И пусть некоторые согласные с этими мыслями сидели в зале, никто не осмелился подать голос. Слышен был только нервный шёпот Лини, которой успокаивал порывавшегося встать Ризли.
— Она ведь противница революции! Не раз её «карты» порочили бесславное будущее нашего общего дела! Да, граждане, она готова говорить об этом с каждым, кто слушает! Думаете, её прерывают? Депутат Нёвиллет закрывает на это глаза. А ведь каждый день он выступает перед нами, называя имена «врагов революции»! Ни разу имени вдовы не звучало с трибуны! — Вашер вскинул голову, отрываясь от листков с речью. — Вы прикрываетесь народом, но служите лишь раздвинутым ногам лжепроро...
Звонкая пощёчина. Депутаты повскакивали с мест, Конвент взорвался. Посеревший от высказанного Нёвиллет был отодвинут в сторону людьми. Эти несколько человек удерживали Ризли, стоявшего напротив Вашера. Жирондист и без того был до смерти напуган: обвинять одного из первых людей революции для незакалённого в дебатах рассудка было чересчур. Пылающую щёку он и не замечал вовсе.
— Нападая на Нёвиллета они пытаются уязвить меня! — Ризли с достоинством вырвал полы своего сюртука из рук добродетельных депутатов. — А задевая женщину...

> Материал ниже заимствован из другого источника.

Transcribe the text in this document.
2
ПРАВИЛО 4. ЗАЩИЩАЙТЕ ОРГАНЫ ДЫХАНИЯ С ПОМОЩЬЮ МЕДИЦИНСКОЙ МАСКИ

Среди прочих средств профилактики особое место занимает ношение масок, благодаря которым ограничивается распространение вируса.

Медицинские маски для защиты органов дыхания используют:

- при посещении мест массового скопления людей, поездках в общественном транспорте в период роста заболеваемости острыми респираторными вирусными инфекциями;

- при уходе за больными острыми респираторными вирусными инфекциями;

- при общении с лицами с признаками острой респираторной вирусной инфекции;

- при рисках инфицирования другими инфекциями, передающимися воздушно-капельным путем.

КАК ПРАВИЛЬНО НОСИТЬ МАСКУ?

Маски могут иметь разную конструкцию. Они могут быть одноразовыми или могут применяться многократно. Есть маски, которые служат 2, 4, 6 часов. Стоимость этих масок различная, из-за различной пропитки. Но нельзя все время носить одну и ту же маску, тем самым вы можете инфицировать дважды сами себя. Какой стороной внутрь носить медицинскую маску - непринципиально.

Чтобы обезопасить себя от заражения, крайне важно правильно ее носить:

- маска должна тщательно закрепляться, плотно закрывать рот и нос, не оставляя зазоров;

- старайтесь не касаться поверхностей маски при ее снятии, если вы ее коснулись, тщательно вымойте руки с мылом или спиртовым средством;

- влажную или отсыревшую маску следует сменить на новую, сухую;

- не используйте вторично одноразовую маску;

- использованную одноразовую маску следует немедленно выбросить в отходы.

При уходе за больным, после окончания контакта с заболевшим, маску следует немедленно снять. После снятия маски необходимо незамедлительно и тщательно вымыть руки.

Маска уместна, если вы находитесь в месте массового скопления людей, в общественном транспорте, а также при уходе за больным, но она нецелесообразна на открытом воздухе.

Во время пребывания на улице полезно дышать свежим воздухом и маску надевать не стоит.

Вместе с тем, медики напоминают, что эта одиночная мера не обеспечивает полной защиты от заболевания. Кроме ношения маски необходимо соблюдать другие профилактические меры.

С невидящими глазами Вашер бросился собирать разложенные листки своего детища. Скатываясь с трибуны по ступенькам, он спешил унести остатки своей чести куда-нибудь, где их никто бы не обругал.
Нёвиллет поправил галстук и невозмутимо поднялся на помост. Взволнованные депутаты не хотели слушать долгие речи, Ризли замер, вскидывая голову на соратника.

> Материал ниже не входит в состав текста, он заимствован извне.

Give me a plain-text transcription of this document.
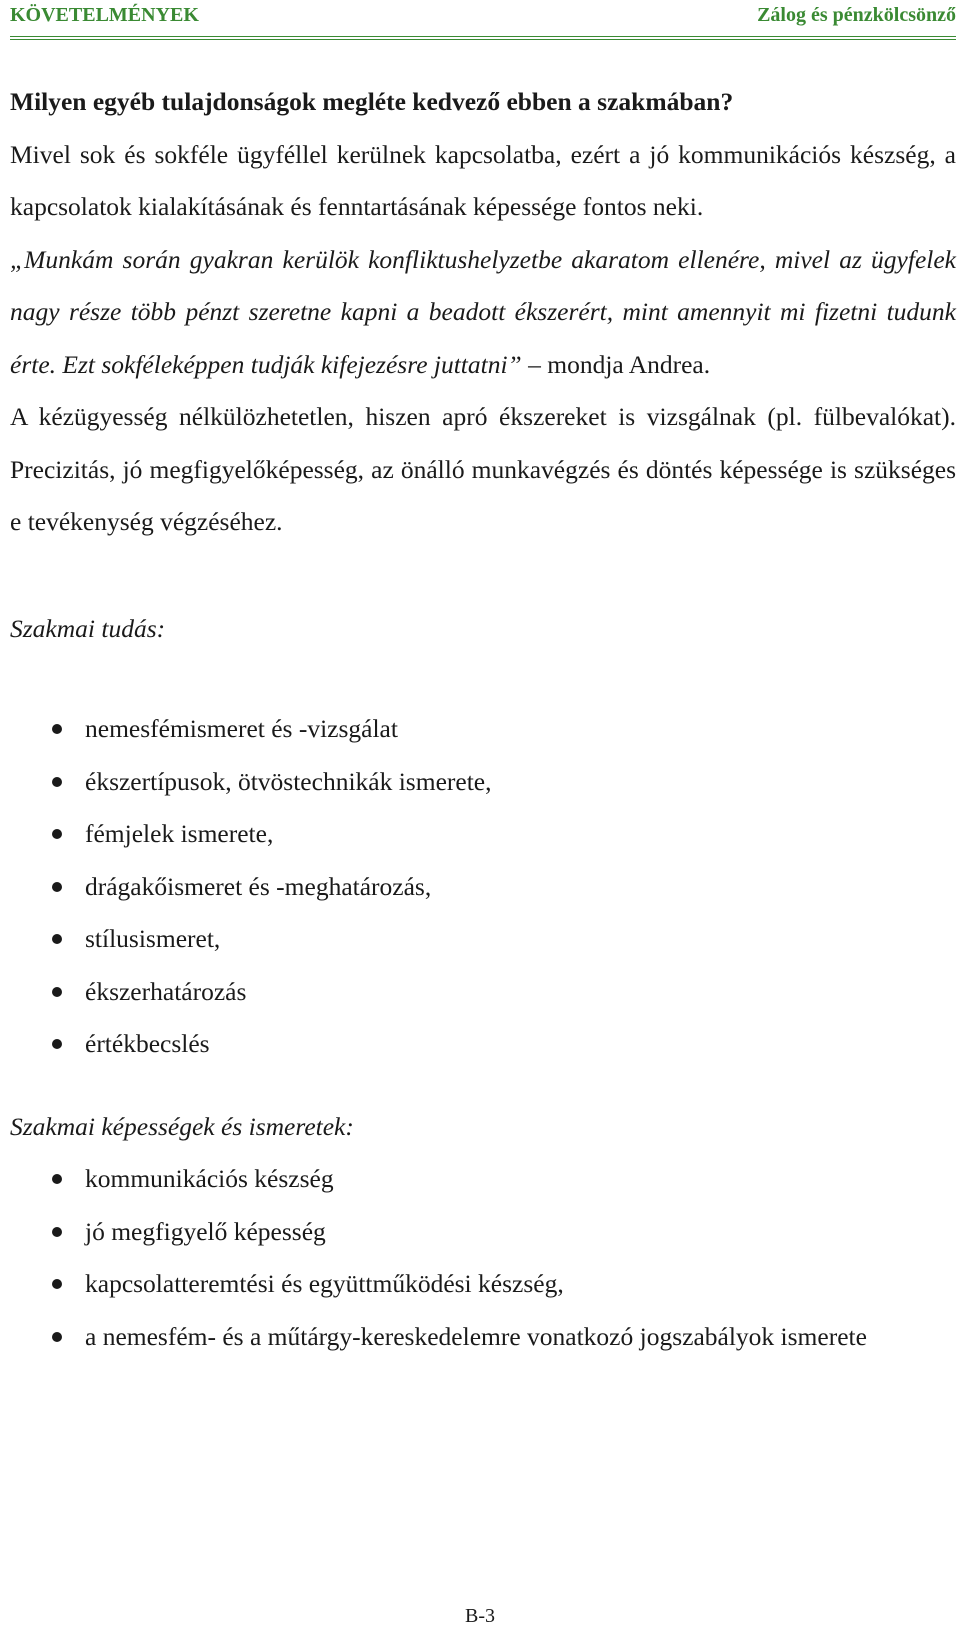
KÖVETELMÉNYEK	Zálog és pénzkölcsönző

Milyen egyéb tulajdonságok megléte kedvező ebben a szakmában?

Mivel sok és sokféle ügyféllel kerülnek kapcsolatba, ezért a jó kommunikációs készség, a kapcsolatok kialakításának és fenntartásának képessége fontos neki.

„Munkám során gyakran kerülök konfliktushelyzetbe akaratom ellenére, mivel az ügyfelek nagy része több pénzt szeretne kapni a beadott ékszerért, mint amennyit mi fizetni tudunk érte. Ezt sokféleképpen tudják kifejezésre juttatni” – mondja Andrea.

A kézügyesség nélkülözhetetlen, hiszen apró ékszereket is vizsgálnak (pl. fülbevalókat). Precizitás, jó megfigyelőképesség, az önálló munkavégzés és döntés képessége is szükséges e tevékenység végzéséhez.

Szakmai tudás:

nemesfémismeret és -vizsgálat
ékszertípusok, ötvöstechnikák ismerete,
fémjelek ismerete,
drágakőismeret és -meghatározás,
stílusismeret,
ékszerhatározás
értékbecslés

Szakmai képességek és ismeretek:

kommunikációs készség
jó megfigyelő képesség
kapcsolatteremtési és együttműködési készség,
a nemesfém- és a műtárgy-kereskedelemre vonatkozó jogszabályok ismerete
B-3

— Я прошу Конвент дать мне время подготовить свою защиту. Я предстану перед вами снова и дам ответ на обвинения. Не только о себе, но и о добродетели, имя которой хотели здесь опорочить. Я сделаю это открыто и без уклончивости, ведь боюсь лишь одного. Что революция может погибнуть от подобной клеветы.
***
сентябрь, 1793
Они ждали. Ждали увидеть на его лице смятение, признаки внутренних метаний. Может быть, сожаления или терзания? Жадные, ненасытные глаза жирондистов цеплялись за Нёвиллета сегодня. Но изменчивый Париж давно научил его держаться на плаву в реке клеветы.
— Никто из сидящих здесь не был прежде способен обвинить меня в лицо, — руки Нёвиллета мягко легли на трибуну, в отличие от Ризли он не стремился придавать себе устрашающей мощи, упираясь ладонями в деревянные края. — Однако, гражданин Вашер высказался, и я считаю своим долгом ответить перед всеми вами.
Ризли не присутствовал. Гражданин Лини презрительно поправлял шляпу, глядя на сидящих в нижних рядах мужчин. Острополитический воздух сказывался на улыбчивом театрале донельзя отвратительно: его хорошенький рот то и дело кривился, а вздохи были слишком громки даже для показательного пренебрежения.
— Из его речи я сделал вывод, что депутаты Конвента полагают, будто революция может пасть от колоды карт, а добродетель колеблется в угоду женской фантазии. Неужто свобода будет заключена в рамки пророчеств, равенство — сохраняться только в очереди к салонному столу, а братство — забыто по мановению руки? — Нёвиллет обвёл взглядом всех присутствующих. — Опасность не в картах. Опасность в том, что мы позволяем обратить клевету в оружие.
Депутаты шептались, жирондисты неудовлетворенно кривились. Кто-то из неравнодушных наклонился к уху Вашера.
— Пусть говорит, — дрожащим голосом ответил автор «Нёвиллетизма». — Не умеет, правда. Но его манеру любят. Эти обороты, метафоры...
Будто услышав неуверенное поощрение оппонента, Нёвиллет продолжил:
— Названная нами мадам не заседает в этом зале. Она не пишет законов, не даёт нашим врагам оружие против нас, не публикует даже статей, как делают жёны некоторых депутатов. Однако её слова способны поколебать решимость революции. В таком случае, слабы все мы, заседающие тут.
По рядам прошёлся ропот, кто-то одобряюще гудел, кто-то демонстративно хмыкал. Конвент стал, абсолютно точно, напоминать растревоженный улей. Лини устало откинулся на спинку стула, потирая переносицу.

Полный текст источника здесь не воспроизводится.